Photo by the author.

How Tourism Completely Changed This Vietnamese Baker's Life

Vietnam Student Work Narrative
by Jarryd Salem Mar 14, 2015

Between the walls of a nondescript timber building in Tan Hoa, a young man named Trung vigorously kneads his dough mix. He keeps one eye on the clock hanging above the unhinged door. In three minutes his latest batch of baguettes will be ready, and he’ll have to begin baking his next lot. There is a large quota to meet and he is determined not to miss it. His close friends call out from inside the house to come join them for a shot of rice wine, but their pleas are ignored. Despite their jubilant protests, he can’t afford to skip this deadline. Rice wine won’t pay the bills, and Trung is intent on paying his.

The province of Quang Binh, in which Tan Hoa is a part, is one of the poorest regions in all of Vietnam. While around 50% of the population in the communist nation are classified as low-income farmers, more than 70% of Quang Binh’s residents work in the agricultural industry.

Until recent years, the opportunities available for the families in Quang Binh to improve their living conditions were minimal. For those that could not afford to leave the province or attend higher education, farming was their only viable option.

To abandon the company that had provided so much faith and opportunity to him was difficult, but he saw a chance to go beyond simply providing for his family to instead forge a new destiny for them.

Reaching skyward from the farmland, jagged mountains of limestone cast a prehistoric atmosphere, delivering a sense of indescribable awe to those privileged enough to travel through this striking environment. For Tan Hoa, a rural village of 300 people who are enveloped by these imposing karsts, the monoliths had always been little more than a backdrop. Much potential lies hidden amongst the stone, but in the minds of the local Nguon people, it would always remain locked in its current state with little chance of change — much like their own lives.

That was until 2009 when the rediscovery of the world’s largest cave, Hang Son Doong, was confirmed in the Phong Nha-Ke Bang National Park.

For the first time in Quang Binh’s history, tourism was now a major player in the economy. New ventures were forming in which entrepreneurial individuals could capitalize on this incredible opportunity, if they knew how to best take advantage of it. The sustainable adventure tour company Oxalis, which exclusively runs the trekking tours to Hang Son Doong, was one such positive example. Their unique expeditions and community-based business model was a success, helping to inject much-needed tourist dollars into the poor communities of the region.

Trung managed to gain employment as a chef for Oxalis, utilizing his exceptional skills in wilderness cooking to provide delicious meals to guests who pay up to $3,000 for a tour of the gargantuan caverns. Along with many of his friends from his native Tan Hoa, he had been fortunate enough to land his job with Oxalis at the right time. While only 300 people live in the village, more than 40 of them now earn an income either directly or indirectly through the tour company. Above-average wages and a massive potential for personal development makes this an exciting time for the ethnic minority Nguon people.

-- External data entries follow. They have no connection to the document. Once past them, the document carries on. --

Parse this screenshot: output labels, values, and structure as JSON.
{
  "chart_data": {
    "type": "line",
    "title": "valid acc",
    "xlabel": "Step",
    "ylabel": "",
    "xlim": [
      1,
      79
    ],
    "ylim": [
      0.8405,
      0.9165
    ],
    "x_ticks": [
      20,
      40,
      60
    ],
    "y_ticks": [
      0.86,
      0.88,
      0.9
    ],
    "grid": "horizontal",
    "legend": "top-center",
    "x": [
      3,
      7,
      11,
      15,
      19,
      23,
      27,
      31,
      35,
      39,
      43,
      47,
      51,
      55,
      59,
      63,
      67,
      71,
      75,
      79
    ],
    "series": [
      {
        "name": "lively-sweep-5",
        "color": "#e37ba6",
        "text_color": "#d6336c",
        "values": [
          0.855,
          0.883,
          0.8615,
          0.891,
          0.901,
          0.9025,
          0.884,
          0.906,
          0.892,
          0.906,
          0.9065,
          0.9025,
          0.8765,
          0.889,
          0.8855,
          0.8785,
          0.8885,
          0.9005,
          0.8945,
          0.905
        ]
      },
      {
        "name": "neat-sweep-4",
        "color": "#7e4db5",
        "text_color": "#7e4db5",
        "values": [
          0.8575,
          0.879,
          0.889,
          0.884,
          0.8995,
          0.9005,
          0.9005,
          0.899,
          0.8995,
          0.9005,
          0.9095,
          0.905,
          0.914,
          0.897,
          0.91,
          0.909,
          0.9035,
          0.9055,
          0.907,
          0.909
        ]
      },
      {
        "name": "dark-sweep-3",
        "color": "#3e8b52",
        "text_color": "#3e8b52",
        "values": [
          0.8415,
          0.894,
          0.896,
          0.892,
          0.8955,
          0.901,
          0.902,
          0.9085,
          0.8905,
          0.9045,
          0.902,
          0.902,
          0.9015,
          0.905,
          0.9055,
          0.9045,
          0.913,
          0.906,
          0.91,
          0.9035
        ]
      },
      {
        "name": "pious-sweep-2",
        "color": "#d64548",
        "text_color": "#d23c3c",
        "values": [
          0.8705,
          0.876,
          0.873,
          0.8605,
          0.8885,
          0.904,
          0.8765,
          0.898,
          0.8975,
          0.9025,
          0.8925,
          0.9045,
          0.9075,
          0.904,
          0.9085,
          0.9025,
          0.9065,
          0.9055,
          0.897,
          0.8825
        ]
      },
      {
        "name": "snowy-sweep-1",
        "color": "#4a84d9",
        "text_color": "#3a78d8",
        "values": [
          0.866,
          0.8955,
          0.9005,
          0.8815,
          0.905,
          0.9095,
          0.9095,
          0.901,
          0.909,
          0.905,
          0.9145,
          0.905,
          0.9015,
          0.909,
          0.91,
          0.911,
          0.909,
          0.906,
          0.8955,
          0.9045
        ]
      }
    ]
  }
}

Not satisfied with this simple favorable chance, Trung sought out more. He took notice that his employer was buying large quantities of bread from the markets in Phong Nha town and transporting them to his village, where tours to the Tu Lan cave systems departed from.

Trung saw an opportunity and began researching the technicalities and costs required in purchasing his own baker’s oven. He studied the best way to produce high-quality bread with other bakers in town. He saw his chance to improve his family’s economic position and quietly toiled toward achieving his goal.

For 18 months, Trung made himself available for every shift that was offered to the crew. He cut down on his monetary spending and stopped drinking with his childhood friends. He kept his dream a secret so as not to receive distraction from his neighbors and comrades.

He estimated that a complete baker’s setup including, among other things, upgrading the electrical supply to his house, dough mixing station and modern oven would cost around US$4,000. In a country where the average wage for rural regions is $2,000 a year, but can actually be as low as $150 annually, this is a massive amount of money. Still, Trung managed to save $3,000 in 18 months. He secured the remaining $1,000 via bank loan, and proudly purchased his new equipment.

Handing in his notice of resignation to Oxalis was a bittersweet moment for Trung. To abandon the company that had provided so much faith and opportunity to him was difficult, but he saw a chance to go beyond simply providing for his family to instead forge a new destiny for them.

Building on his already stellar culinary skills, Trung’s Bakery has quickly established a reputation of providing large quantities of delicious bread. His customers stretch across the township, from small families to growing corporations. Oxalis has enthusiastically become one of his main clients. His friends have drawn inspiration from his entrepreneurial endeavors and are now seeking to capitalize on their own new possibilities.

Under the shadows of limestone, a young baker named Trung is making the most of his opportunity and bringing the village with him.